> This one was harmless, but there is another one: Expected:
> QUERY: SELECT '' AS bad, : (f.f1) from FLOAT8_TBL f;
> ! bad| ?column?
> ! ---+--------------------
> ! | 1
> ! |7.39912306090513e-16
> ! | 0
> ! | 0
> ! | 1
> ! (5 rows)
> !
>
> Got:
> QUERY: SELECT '' AS bad, : (f.f1) from FLOAT8_TBL f;
> ! ERROR: exp() result is out of range
>
> Can someone comment on this?
I think you are getting a better result than the regression test machine
gets. That's good.
> Some are differences of one second between the expected and the actual
> results, some others are dates that appear displaced by 19 years (for
> example, expecter year 1997 becomes 2016, expected 1957 becomes
> 1976...). The diff output is very long on this.
> The date/time stuff has never worked completely right. And, if the
> problem lies in postgres, that's ok. Sooner or later it will be fixed.
> But if, as it seems, the problem lies in the timezone databases, we
> might be in big trouble. Perhaps we could make a test, so we can say
> for sure "your timezone database is incorrect, go and ask your verdor
> for a patch".
No, you still have date/time trouble, and it looks as though the
timezone stuff is not being set properly.

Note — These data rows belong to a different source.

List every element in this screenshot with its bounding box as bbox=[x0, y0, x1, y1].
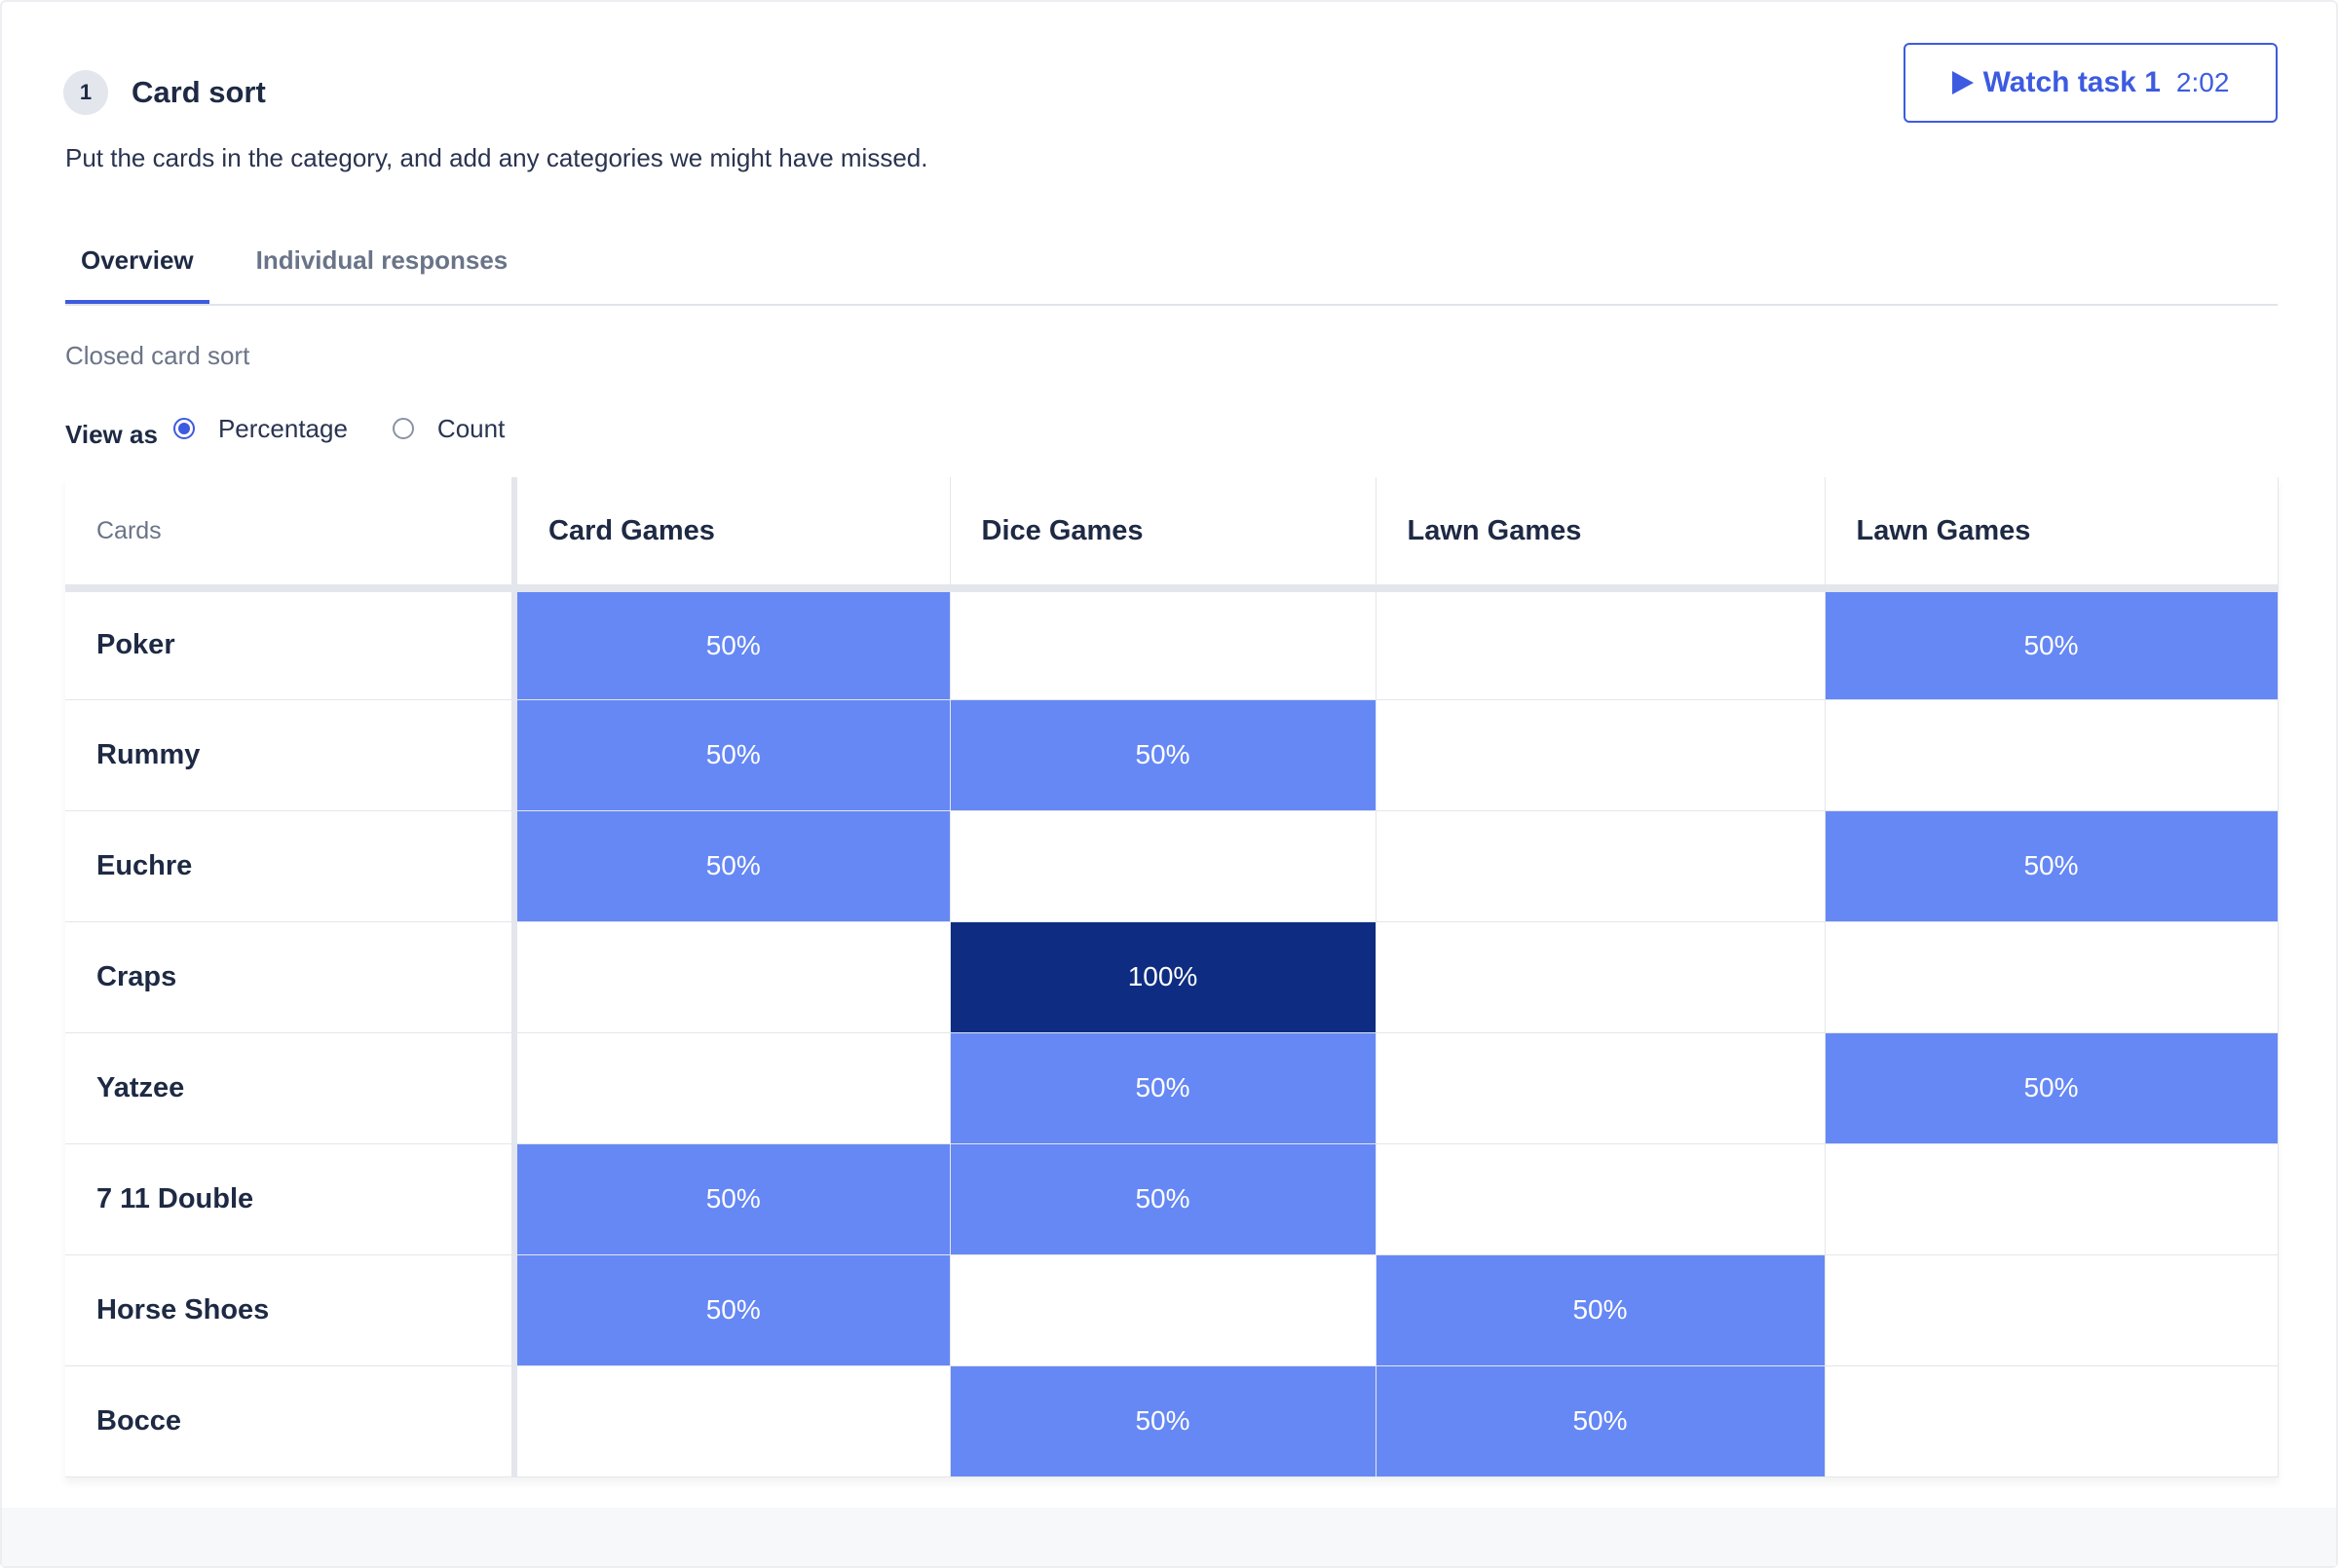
radio-percentage-label: Percentage bbox=[217, 413, 348, 443]
radio-count-button[interactable] bbox=[392, 418, 414, 439]
matrix-cell bbox=[1375, 1142, 1826, 1255]
card-name: 7 11 Double bbox=[65, 1142, 517, 1255]
matrix-cell: 50% bbox=[949, 1364, 1376, 1477]
matrix-cell: 50% bbox=[949, 1031, 1376, 1144]
task-header: 1 Card sort bbox=[63, 70, 266, 115]
sort-type-label: Closed card sort bbox=[65, 341, 250, 370]
matrix-cell: 50% bbox=[513, 1253, 951, 1366]
matrix-cell bbox=[1824, 1142, 2279, 1255]
tab-individual-responses[interactable]: Individual responses bbox=[255, 245, 509, 275]
table-row: Bocce 50% 50% bbox=[65, 1364, 2279, 1477]
category-header: Lawn Games bbox=[1824, 477, 2279, 592]
tab-bar: Overview Individual responses bbox=[65, 234, 2278, 306]
matrix-cell bbox=[1375, 698, 1826, 811]
cards-column-header: Cards bbox=[65, 477, 517, 592]
radio-percentage-button[interactable] bbox=[172, 418, 195, 439]
tab-overview[interactable]: Overview bbox=[65, 234, 209, 304]
task-description: Put the cards in the category, and add a… bbox=[65, 143, 928, 172]
table-row: Poker 50% 50% bbox=[65, 587, 2279, 700]
table-row: Euchre 50% 50% bbox=[65, 809, 2279, 922]
matrix-cell bbox=[513, 1031, 951, 1144]
card-name: Bocce bbox=[65, 1364, 517, 1477]
table-row: Rummy 50% 50% bbox=[65, 698, 2279, 811]
matrix-cell: 50% bbox=[1824, 587, 2279, 700]
watch-task-label: Watch task 1 bbox=[1982, 66, 2161, 98]
watch-task-duration: 2:02 bbox=[2175, 67, 2230, 97]
table-row: 7 11 Double 50% 50% bbox=[65, 1142, 2279, 1255]
card-name: Yatzee bbox=[65, 1031, 517, 1144]
card-name: Poker bbox=[65, 587, 517, 700]
view-as-control: View as Percentage Count bbox=[65, 409, 549, 449]
matrix-cell bbox=[949, 587, 1376, 700]
matrix-cell: 100% bbox=[949, 920, 1376, 1033]
matrix-cell bbox=[1824, 1253, 2279, 1366]
card-name: Euchre bbox=[65, 809, 517, 922]
matrix-cell: 50% bbox=[1375, 1364, 1826, 1477]
matrix-cell: 50% bbox=[1824, 809, 2279, 922]
matrix-header-row: Cards Card Games Dice Games Lawn Games L… bbox=[65, 477, 2279, 592]
matrix-cell bbox=[1824, 698, 2279, 811]
category-header: Dice Games bbox=[949, 477, 1376, 592]
task-title: Card sort bbox=[132, 75, 266, 109]
matrix-cell: 50% bbox=[1375, 1253, 1826, 1366]
play-icon bbox=[1951, 71, 1974, 94]
category-header: Card Games bbox=[513, 477, 951, 592]
matrix-cell bbox=[1375, 809, 1826, 922]
matrix-cell bbox=[513, 920, 951, 1033]
card-name: Rummy bbox=[65, 698, 517, 811]
matrix-cell: 50% bbox=[513, 809, 951, 922]
card-name: Craps bbox=[65, 920, 517, 1033]
radio-count-label: Count bbox=[436, 413, 506, 443]
matrix-cell bbox=[513, 1364, 951, 1477]
view-as-label: View as bbox=[65, 419, 158, 449]
table-row: Horse Shoes 50% 50% bbox=[65, 1253, 2279, 1366]
card-name: Horse Shoes bbox=[65, 1253, 517, 1366]
footer-area bbox=[2, 1508, 2336, 1566]
matrix-cell bbox=[949, 1253, 1376, 1366]
matrix-cell bbox=[1375, 1031, 1826, 1144]
table-row: Yatzee 50% 50% bbox=[65, 1031, 2279, 1144]
matrix-cell bbox=[1824, 920, 2279, 1033]
card-sort-matrix: Cards Card Games Dice Games Lawn Games L… bbox=[65, 477, 2279, 1477]
matrix-cell bbox=[1375, 920, 1826, 1033]
task-number-badge: 1 bbox=[63, 70, 108, 115]
category-header: Lawn Games bbox=[1375, 477, 1826, 592]
watch-task-button[interactable]: Watch task 1 2:02 bbox=[1904, 43, 2278, 123]
table-row: Craps 100% bbox=[65, 920, 2279, 1033]
radio-percentage[interactable]: Percentage bbox=[172, 413, 348, 444]
matrix-cell: 50% bbox=[1824, 1031, 2279, 1144]
matrix-cell bbox=[1824, 1364, 2279, 1477]
matrix-cell: 50% bbox=[513, 1142, 951, 1255]
matrix-cell bbox=[949, 809, 1376, 922]
matrix-cell: 50% bbox=[513, 587, 951, 700]
matrix-cell: 50% bbox=[513, 698, 951, 811]
radio-count[interactable]: Count bbox=[392, 413, 506, 444]
matrix-cell: 50% bbox=[949, 698, 1376, 811]
matrix-cell bbox=[1375, 587, 1826, 700]
matrix-cell: 50% bbox=[949, 1142, 1376, 1255]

By definition, it is a problem
with your machine, since the code works on several other platforms, and
no, it isn't likely to get fixed eventually unless you pursue it, since
it does work on the ~20 other OS/processor combinations listed as
supported platforms.
OK, what I meant by "timezone database" trouble would have been sort of
obvious in that only dates from times before computers existed would
have shown problems, and then usually 1 hour differences due to daylight
savings time settings. That is not what you are seeing.
The 19 year differences usually seem to come from mis-handling the
HAVE_INT_TIMEZONE compile-time option. How is yours set? Try changing it
in config.h and see if it helps.
> Yes, the results are different, but... aren't they random? O:-)
Right. OK for random to be different.